In 2007 their sophomore effort, Hymns for the Nonbeliever, also went gold and spawned three radio hit singles: Opinions Won't Keep You Warm at Night (whose accompanying video is hilarious, if maybe dated now; it's an overt political satire), Spray-On Pants and Strings and Drums. Their national tour for this album included them opening several shows for Good Charlotte, one of which I was lucky enough to see in Sydney. It was flawless.

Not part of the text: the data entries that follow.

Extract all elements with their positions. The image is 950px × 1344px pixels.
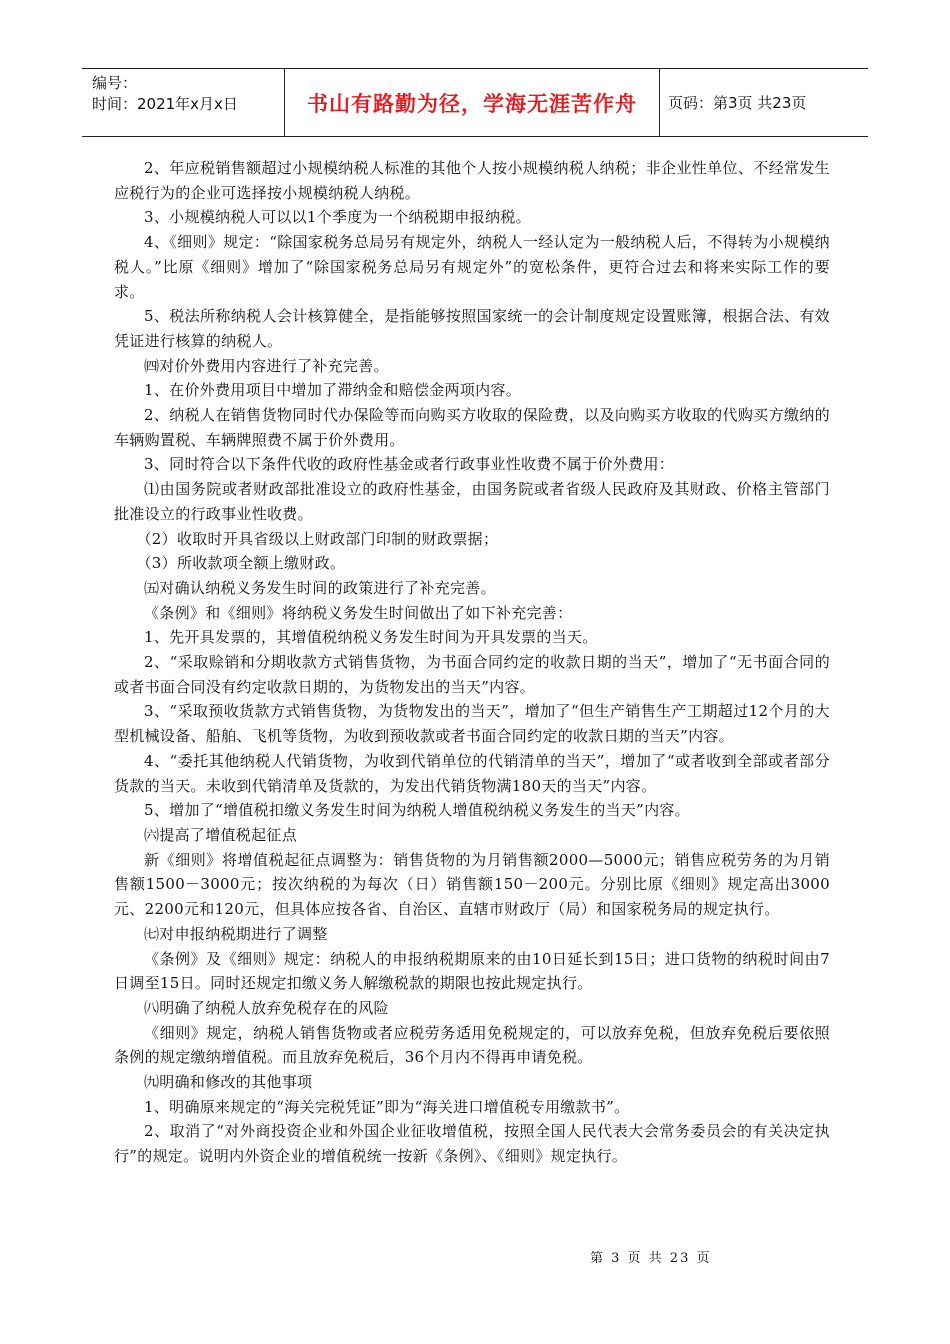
- paragraph: 4、“委托其他纳税人代销货物，为收到代销单位的代销清单的当天”，增加了“或者收到全部或者部分货款的当天。未收到代销清单及货款的，为发出代销货物满180天的当天”内容。: [114, 751, 830, 795]
- section-heading: ㈤对确认纳税义务发生时间的政策进行了补充完善。: [144, 578, 496, 597]
- header-left-cell: [82, 69, 285, 136]
- paragraph: 5、税法所称纳税人会计核算健全，是指能够按照国家统一的会计制度规定设置账簿，根据合法、有效凭证进行核算的纳税人。: [114, 307, 830, 350]
- paragraph: 2、取消了“对外商投资企业和外国企业征收增值税，按照全国人民代表大会常务委员会的有关决定执行”的规定。说明内外资企业的增值税统一按新《条例》、《细则》规定执行。: [114, 1122, 830, 1166]
- section-heading: ㈥提高了增值税起征点: [144, 825, 298, 844]
- paragraph: 5、增加了“增值税扣缴义务发生时间为纳税人增值税纳税义务发生的当天”内容。: [144, 801, 690, 820]
- paragraph: （2）收取时开具省级以上财政部门印制的财政票据；: [136, 529, 499, 548]
- section-heading: ㈧明确了纳税人放弃免税存在的风险: [144, 998, 389, 1017]
- paragraph: ⑴由国务院或者财政部批准设立的政府性基金，由国务院或者省级人民政府及其财政、价格主管部门批准设立的行政事业性收费。: [114, 480, 830, 523]
- paragraph: 1、在价外费用项目中增加了滞纳金和赔偿金两项内容。: [144, 381, 522, 400]
- paragraph: 1、先开具发票的，其增值税纳税义务发生时间为开具发票的当天。: [144, 628, 598, 647]
- header-page-info: 页码：第3页 共23页: [668, 94, 807, 112]
- paragraph: 《条例》和《细则》将纳税义务发生时间做出了如下补充完善：: [144, 603, 573, 622]
- paragraph: 新《细则》将增值税起征点调整为：销售货物的为月销售额2000—5000元；销售应税劳务的为月销售额1500－3000元；按次纳税的为每次（日）销售额150－200元。分别比原《细则》规定高出3000元、2200元和120元，但具体应按各省、自治区、直辖市财政厅（局）和国家税务局的规定执行。: [114, 850, 830, 919]
- paragraph: 《细则》规定，纳税人销售货物或者应税劳务适用免税规定的，可以放弃免税，但放弃免税后要依照条例的规定缴纳增值税。而且放弃免税后，36个月内不得再申请免税。: [114, 1023, 830, 1067]
- document-body: [114, 156, 830, 1169]
- paragraph: 3、小规模纳税人可以以1个季度为一个纳税期申报纳税。: [144, 208, 531, 227]
- page-header: [82, 68, 868, 137]
- paragraph: 3、“采取预收货款方式销售货物，为货物发出的当天”，增加了“但生产销售生产工期超过12个月的大型机械设备、船舶、飞机等货物，为收到预收款或者书面合同约定的收款日期的当天”内容。: [114, 702, 830, 746]
- document-date-label: 时间：2021年x月x日: [92, 95, 238, 113]
- header-middle-cell: [285, 69, 660, 136]
- document-number-label: 编号：: [92, 74, 138, 92]
- paragraph: 《条例》及《细则》规定：纳税人的申报纳税期原来的由10日延长到15日；进口货物的纳税时间由7日调至15日。同时还规定扣缴义务人解缴税款的期限也按此规定执行。: [114, 949, 830, 993]
- paragraph: 2、纳税人在销售货物同时代办保险等而向购买方收取的保险费，以及向购买方收取的代购买方缴纳的车辆购置税、车辆牌照费不属于价外费用。: [114, 406, 830, 449]
- paragraph: 4、《细则》规定：“除国家税务总局另有规定外，纳税人一经认定为一般纳税人后，不得转为小规模纳税人。”比原《细则》增加了“除国家税务总局另有规定外”的宽松条件，更符合过去和将来实际工作的要求。: [114, 233, 830, 301]
- section-heading: ㈦对申报纳税期进行了调整: [144, 924, 328, 943]
- paragraph: （3）所收款项全额上缴财政。: [136, 554, 346, 573]
- paragraph: 2、年应税销售额超过小规模纳税人标准的其他个人按小规模纳税人纳税；非企业性单位、不经常发生应税行为的企业可选择按小规模纳税人纳税。: [114, 159, 830, 202]
- paragraph: 3、同时符合以下条件代收的政府性基金或者行政事业性收费不属于价外费用：: [144, 455, 675, 474]
- paragraph: 1、明确原来规定的“海关完税凭证”即为“海关进口增值税专用缴款书”。: [144, 1097, 630, 1116]
- section-heading: ㈨明确和修改的其他事项: [144, 1073, 313, 1092]
- page-footer: 第 3 页 共 23 页: [590, 1251, 712, 1266]
- paragraph: 2、“采取赊销和分期收款方式销售货物，为书面合同约定的收款日期的当天”，增加了“无书面合同的或者书面合同没有约定收款日期的，为货物发出的当天”内容。: [114, 653, 830, 696]
- header-right-cell: [660, 69, 876, 136]
- header-motto: 书山有路勤为径，学海无涯苦作舟: [307, 91, 637, 116]
- section-heading: ㈣对价外费用内容进行了补充完善。: [144, 356, 389, 375]
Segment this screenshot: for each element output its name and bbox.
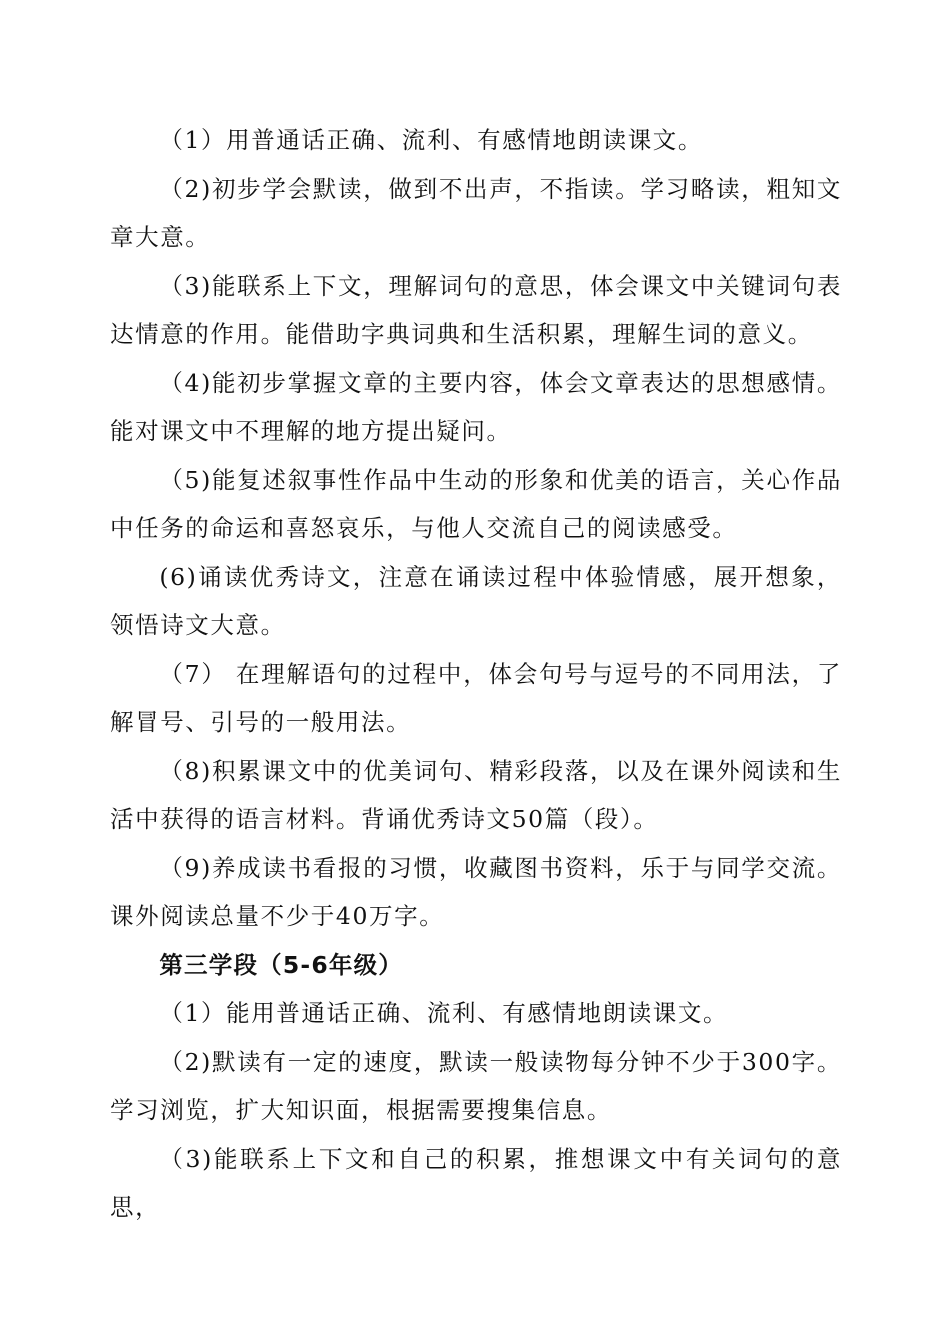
paragraph-5: （5)能复述叙事性作品中生动的形象和优美的语言，关心作品中任务的命运和喜怒哀乐，与他人交流自己的阅读感受。 bbox=[110, 465, 842, 542]
paragraph-9: （9)养成读书看报的习惯，收藏图书资料，乐于与同学交流。课外阅读总量不少于40万字。 bbox=[110, 853, 842, 930]
paragraph-12: （3)能联系上下文和自己的积累，推想课文中有关词句的意思， bbox=[110, 1144, 842, 1221]
paragraph-7: （7） 在理解语句的过程中，体会句号与逗号的不同用法，了解冒号、引号的一般用法。 bbox=[110, 659, 842, 736]
paragraph-11: （2)默读有一定的速度，默读一般读物每分钟不少于300字。学习浏览，扩大知识面，根据需要搜集信息。 bbox=[110, 1047, 842, 1124]
paragraph-8: （8)积累课文中的优美词句、精彩段落，以及在课外阅读和生活中获得的语言材料。背诵优秀诗文50篇（段）。 bbox=[110, 756, 842, 833]
paragraph-4: （4)能初步掌握文章的主要内容，体会文章表达的思想感情。能对课文中不理解的地方提出疑问。 bbox=[110, 368, 842, 445]
paragraph-1: （1）用普通话正确、流利、有感情地朗读课文。 bbox=[159, 126, 703, 154]
section-heading: 第三学段（5-6年级） bbox=[159, 950, 403, 979]
document-body bbox=[110, 116, 842, 1232]
paragraph-2: （2)初步学会默读，做到不出声，不指读。学习略读，粗知文章大意。 bbox=[110, 174, 842, 251]
paragraph-10: （1）能用普通话正确、流利、有感情地朗读课文。 bbox=[159, 999, 729, 1027]
paragraph-3: （3)能联系上下文，理解词句的意思，体会课文中关键词句表达情意的作用。能借助字典词典和生活积累，理解生词的意义。 bbox=[110, 271, 842, 348]
paragraph-6: (6)诵读优秀诗文，注意在诵读过程中体验情感，展开想象，领悟诗文大意。 bbox=[110, 562, 842, 639]
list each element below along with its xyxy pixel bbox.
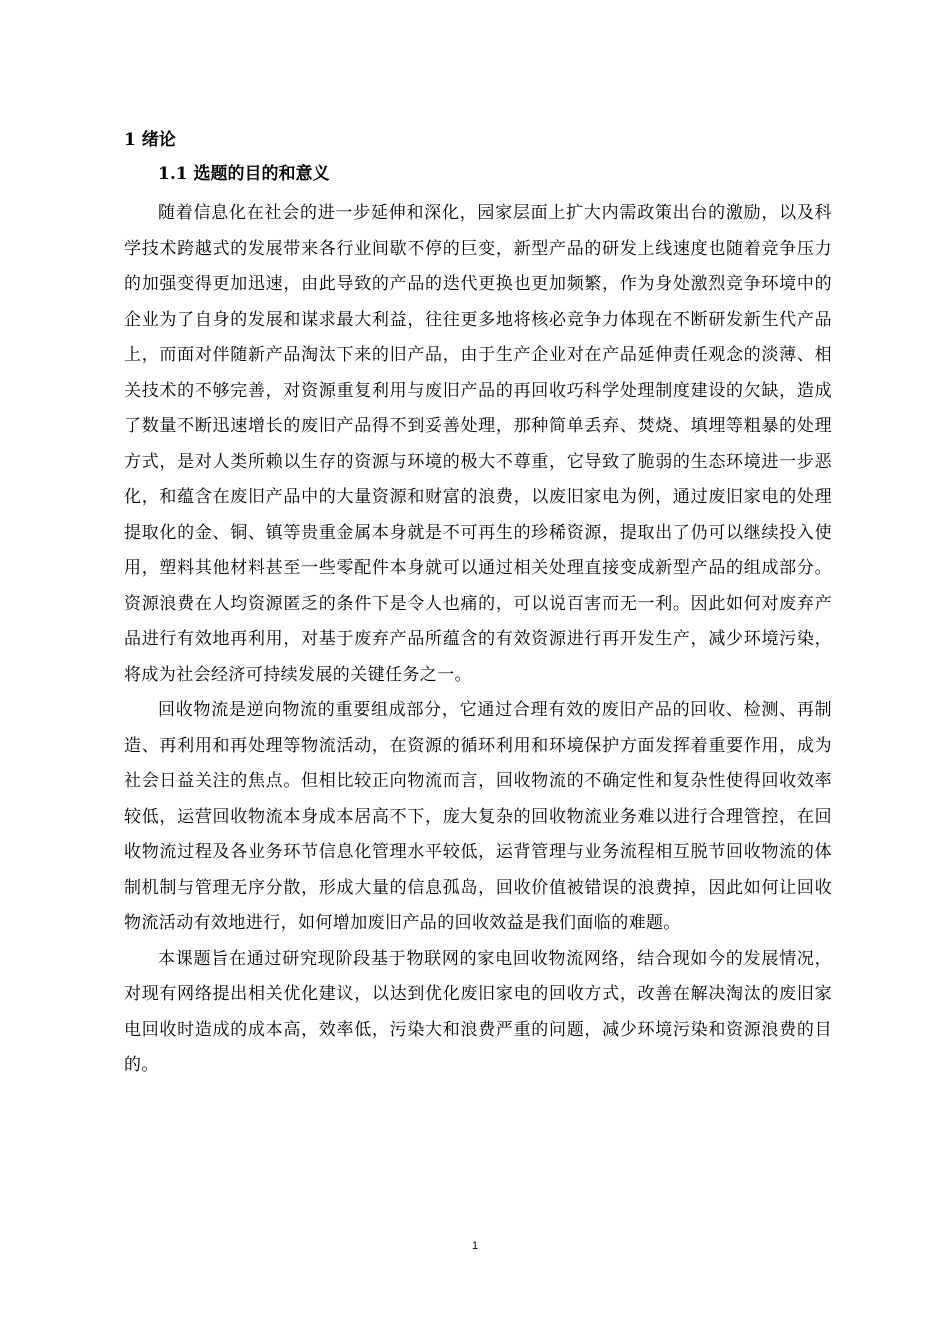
- paragraph-1: 随着信息化在社会的进一步延伸和深化，园家层面上扩大内需政策出台的激励，以及科学技术跨越式的发展带来各行业间歇不停的巨变，新型产品的研发上线速度也随着竞争压力的加强变得更加迅速，由此导致的产品的迭代更换也更加频繁，作为身处激烈竞争环境中的企业为了自身的发展和谋求最大利益，往往更多地将核必竞争力体现在不断研发新生代产品上，而面对伴随新产品淘汰下来的旧产品，由于生产企业对在产品延伸责任观念的淡薄、相关技术的不够完善，对资源重复利用与废旧产品的再回收巧科学处理制度建设的欠缺，造成了数量不断迅速增长的废旧产品得不到妥善处理，那种简单丢弃、焚烧、填埋等粗暴的处理方式，是对人类所赖以生存的资源与环境的极大不尊重，它导致了脆弱的生态环境进一步恶化，和蕴含在废旧产品中的大量资源和财富的浪费，以废旧家电为例，通过废旧家电的处理提取化的金、铜、镇等贵重金属本身就是不可再生的珍稀资源，提取出了仍可以继续投入使用，塑料其他材料甚至一些零配件本身就可以通过相关处理直接变成新型产品的组成部分。资源浪费在人均资源匿乏的条件下是令人也痛的，可以说百害而无一利。因此如何对废弃产品进行有效地再利用，对基于废弃产品所蕴含的有效资源进行再开发生产，减少环境污染，将成为社会经济可持续发展的关键任务之一。: [124, 203, 832, 685]
- page-number: 1: [471, 1240, 479, 1252]
- paragraph-3: 本课题旨在通过研究现阶段基于物联网的家电回收物流网络，结合现如今的发展情况，对现有网络提出相关优化建议，以达到优化废旧家电的回收方式，改善在解决淘汰的废旧家电回收时造成的成本高，效率低，污染大和浪费严重的问题，减少环境污染和资源浪费的目的。: [124, 948, 832, 1075]
- subsection-heading: 1.1 选题的目的和意义: [158, 164, 330, 184]
- paragraph-2: 回收物流是逆向物流的重要组成部分，它通过合理有效的废旧产品的回收、检测、再制造、再利用和再处理等物流活动，在资源的循环利用和环境保护方面发挥着重要作用，成为社会日益关注的焦点。但相比较正向物流而言，回收物流的不确定性和复杂性使得回收效率较低，运营回收物流本身成本居高不下，庞大复杂的回收物流业务难以进行合理管控，在回收物流过程及各业务环节信息化管理水平较低，运背管理与业务流程相互脱节回收物流的体制机制与管理无序分散，形成大量的信息孤岛，回收价值被错误的浪费掉，因此如何让回收物流活动有效地进行，如何增加废旧产品的回收效益是我们面临的难题。: [124, 700, 832, 933]
- body-text: [124, 196, 832, 1084]
- section-heading: 1 绪论: [124, 130, 176, 150]
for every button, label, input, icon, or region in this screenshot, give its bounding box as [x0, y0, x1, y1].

Their third and best album, Seizures, followed in 2009. An endlessly sprightly and compact effort, it also spawned three successful singles: Generation Why, the lilting ballad Dinosaur and my favourite of their songs, Turnaround. I hold it as the best album of '09. After an extensive tour supporting Seizures, Kisschasy amicably called it quits in 2015, citing their belief their belief that too many bands had kept at it too long. But they'd already made a permanent mark on Aussie contemporary music; for example, Spray-On Pants and Dinosaur are featured in the entertaining 2016 film Spin-Out, which was distributed internationally.

But about the music itself now. United Paper People is unmistakably an album by young rockers still honing their craft and has strong pop-punk echoes which they outgrew, but even by this stage they showed a good grasp of melody and hooks. Cordeux also sings with versatility, his phrasing being gritty in the punchier numbers and airy and vulnerable in the more tender tunes. Perhaps inevitably, Hymns for the Nonbeliever is considerably more confident and daring, with its stronger language and themes. Cordeux came into his own as a lyricist with this one, and the instrumentation from all four is also more experienced. But again, I consider Seizures their finest hour. It's just more cohesive, dynamic, danceable and consistent than both its predecessors combined. They certainly bowed out on the right disc. And they never lost interest in that scratchy, vinyl-record indie rock vibe which I find just irresistible.

If indie rock and pop punk are both heaven to your ears (as they are to mine), I doubt you'll hear a band do them better than Australia's own Kisschasy. Thanks for the tunes and memories, fellas.